Gilliard, Egas, Gilcemar, Eraldo, José Carlos, Geovani, André, Patrícia, João Ricardo, Pelledi Júnior, Leandro, Reginaldo, Sérgio Henrique, Josiel, Genivaldo e Rodrigo. Estes 16 adolescentes com idades entre 16 e 21 anos, estamparam manchetes, foram notícias em jornais e se transformaram em inquéritos policiais este ano, em Londrina. Dos 16 jovens, com exceção da única menina do grupo, morta a facadas, todos os outros foram assassinados a tiros. As mortes representam 37,2% do total de homicídios cometidos este ano em Londrina. Além deles, mais oito pessoas com idades entre 22 e 24 anos foram mortas por armas de fogo, elevando para 24 o número de jovens executados só este ano. Do total de 43 homicídios registrados até sexta-feira no município, as mortes dos jovens representam 55,8% dos casos.
Com os meninos foram enterrados pesadelos, revolta, dor, indignação, solidão, medo, e também dezenas de sonhos. A Folha procurou algumas famílias dos adolescentes para conhecer um pouco mais da vida que eles deixaram para trás. Nos relatos das mães e irmãos, um perfil comum a todos: a vontade louca de reter o brilho da vida. Perseguidos e alcançados pelos executores no meio do mato, no asfalto, nas margens de córregos, na frente da casa, alguns corpos, como o de Rodrigo, último menino morto, foram encontrados crivados de balas. No local do crime, um brejo, ficou uma cruz de cápsulas deflagradas.
Os homicídios dos meninos e o tráfico de drogas que corre solto na cidade caminham em linhas paralelas. A reportagem apurou que praticamente todos os jovens conheceram a droga bem cedo e se envolveram até o pescoço com traficantes. Quase todos oriundos de famílias humildes, vagando pelas ruas enquanto os pais vão à luta, em muitos outros casos sem pai nem mãe, criados por vizinhos, os meninos entram de cabeça na ‘‘luz’’ que a droga oferece.
A tática para o aliciamento é a mesma em quase todos os casos: oferecer a droga como um ‘‘agrado’’ para estimular o vício e depois passar a cobrar pela oferta. A conta, um tempo depois, passa a ser debitada em ‘‘serviços’’ que os meninos menores de idade passam a fazer para os traficantes.

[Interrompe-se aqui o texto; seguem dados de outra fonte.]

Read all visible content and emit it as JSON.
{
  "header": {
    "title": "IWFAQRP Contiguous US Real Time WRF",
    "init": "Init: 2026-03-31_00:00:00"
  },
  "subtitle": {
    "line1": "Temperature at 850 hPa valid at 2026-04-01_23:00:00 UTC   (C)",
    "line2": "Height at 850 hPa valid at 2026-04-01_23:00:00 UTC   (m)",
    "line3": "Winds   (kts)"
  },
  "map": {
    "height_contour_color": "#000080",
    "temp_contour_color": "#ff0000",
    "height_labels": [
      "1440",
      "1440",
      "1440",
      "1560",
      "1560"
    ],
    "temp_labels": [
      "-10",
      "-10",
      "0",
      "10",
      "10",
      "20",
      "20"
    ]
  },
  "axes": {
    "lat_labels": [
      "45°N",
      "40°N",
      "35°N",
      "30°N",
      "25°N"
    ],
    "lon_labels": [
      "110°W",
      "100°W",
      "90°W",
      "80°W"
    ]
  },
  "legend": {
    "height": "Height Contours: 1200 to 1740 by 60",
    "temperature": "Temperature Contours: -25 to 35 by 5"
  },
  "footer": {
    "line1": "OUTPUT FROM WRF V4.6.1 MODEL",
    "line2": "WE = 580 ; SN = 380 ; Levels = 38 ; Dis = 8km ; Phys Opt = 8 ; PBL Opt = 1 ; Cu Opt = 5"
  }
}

Com mãos ainda muito pequenas para segurar a ‘‘ferramenta’’ (gíria que designa arma de fogo), eles se lançam à aventura de pedir ‘‘um trocado’’ em semáforos, esquinas e portas de restaurantes. Faça chuva ou faça sol, invariavelmente nesses locais existe um menino descabelado, canelas finas, vestido de bermuda e camiseta sujas, quando não descalço, arrastando um chinelo velho.
Quando as esmolas já não rendem o esperado, entram em cena os pequenos furtos, seguidos dos roubos à mão armada em ônibus, em residências, e abordagens direta a pessoas. Cedo ou tarde eles se tornam conhecidos dos policiais. Da lista dos 16 adolescentes assassinados este ano, quase todos foram apreendidos quando eram menores de idade. A Folha apurou que a experiência passada no Centro de Atendimento Integrado ao Menor Infrator (Ciaadi) foram lições válidas. Em cartas que ficaram com os familiares, os adolescentes demonstraram arrependimento e o desejo de recomeçar a vida de outro jeito. Algumas famílias chegaram a mudar de bairro no intuito de livrar os filhos dos traficantes, em vão.
As famílias têm medo de falar sobre os executores dos filhos. Apesar de conhecerem os envolvidos nos crimes, elas não apontam os responsáveis. ‘‘Se eu falo que foi esse ou aquele meus filhos que ficaram vivos podem ser as próximas vítimas’’, disse à Folha uma mãe. Para ela e todas as outras, a Justiça será feita, ‘‘mas não nessa vida’’.